Schools as a setting of health promotion show various benefits [3, 4]. Accordingly, health-promoting activities following the life skills approach, including stress prevention and the promotion of mental health, are present at schools (see, e.g., [11, 12, 25, 26]). Empirical data show that school-based (predominantly face-to-face) interventions are promising [14, 24]. However, dissemination requires trained professionals. Internet-based delivery would allow the provision of health promotion to schools independent of their geographic location. Further benefits of Internet-based programs to promote mental health in C&A are evident: programs are easily accessible, attractive, and resource-saving. Nevertheless, until now, research on universal school-based online prevention programs has been largely lacking (for exceptions, see [19, 20, 30]). The present study aims to overcome the limitations of existing research by investigating the efficacy of an Internet-based health promotion program for C&A and its non-inferiority compared to the face-to-face setting. Key questions are the potentially positive and negative effects of the program StresSOS, focusing on stress management and mental health with regard to the two different formats, face-to-face and Internet-based. This also leads to questions about differential effects which will be investigated in this ProHEAD trial. For example, which of the invited participants will complete the online StresSOS program? Are there different program effects related to gender, age, or socioeconomic status? To our knowledge, this is the first adequately powered non-inferiority trial in the area of school-based mental health promotion and the first trial that systematically investigates help-seeking behavior as an outcome variable in a health promotion context. Cost-effectiveness studies are also rare in the context of universal school-based health promotion; the results of this trial will provide a basis for decision-makers in the field.
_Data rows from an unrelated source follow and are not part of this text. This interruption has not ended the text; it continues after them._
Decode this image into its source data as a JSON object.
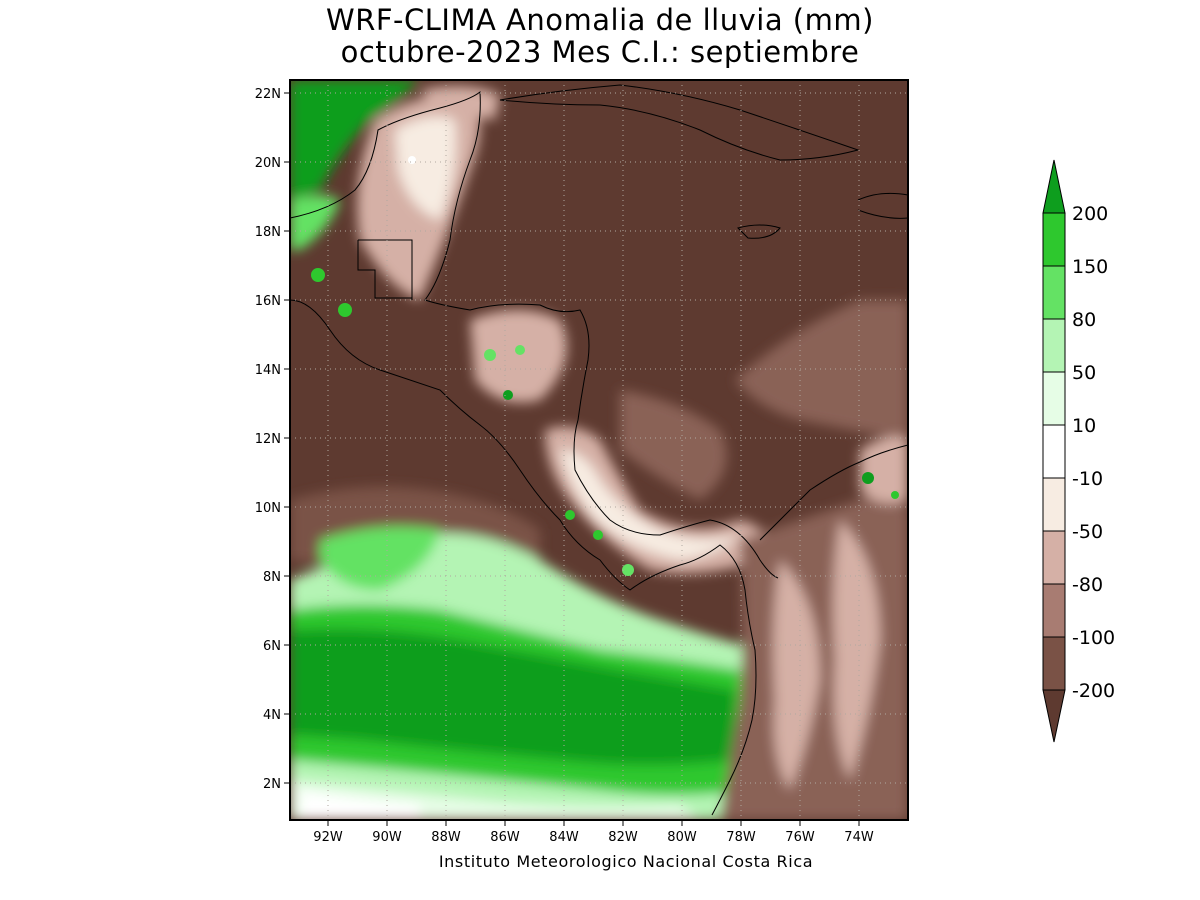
{
  "title_line1": "WRF-CLIMA Anomalia de lluvia (mm)",
  "title_line2": "octubre-2023 Mes C.I.: septiembre",
  "credit": "Instituto Meteorologico Nacional Costa Rica",
  "map": {
    "lon_range": [
      -93.4,
      -72.4
    ],
    "lat_range": [
      1.0,
      22.4
    ],
    "lat_ticks": [
      "2N",
      "4N",
      "6N",
      "8N",
      "10N",
      "12N",
      "14N",
      "16N",
      "18N",
      "20N",
      "22N"
    ],
    "lon_ticks": [
      "92W",
      "90W",
      "88W",
      "86W",
      "84W",
      "82W",
      "80W",
      "78W",
      "76W",
      "74W"
    ],
    "grid": true
  },
  "colorbar": {
    "levels": [
      "-200",
      "-100",
      "-80",
      "-50",
      "-10",
      "10",
      "50",
      "80",
      "150",
      "200"
    ],
    "colors": [
      "#5e3a30",
      "#7a5246",
      "#a87c72",
      "#d5b0a6",
      "#f7ece2",
      "#ffffff",
      "#e6fde6",
      "#b4f4b4",
      "#64e264",
      "#2ec82e",
      "#0e9e1e"
    ],
    "extend": "both"
  }
}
If online StresSOS proves efficacious and non-inferior to face-to-face delivery, it will have far-reaching implications for health promotion for C&A, both in and outside the school setting. Embedded in a nation-wide network of health professionals experienced in school-based prevention, StresSOS could be easily implemented into the routine, and thus would potentially have a significant impact on mental health promotion in C&A.

Trial status

Recruitment of the participants has not yet begun. The recruitment period for the trial will start in October 2018 with the school-based baseline assessment within the ProHEAD Consortium and last until March 2020.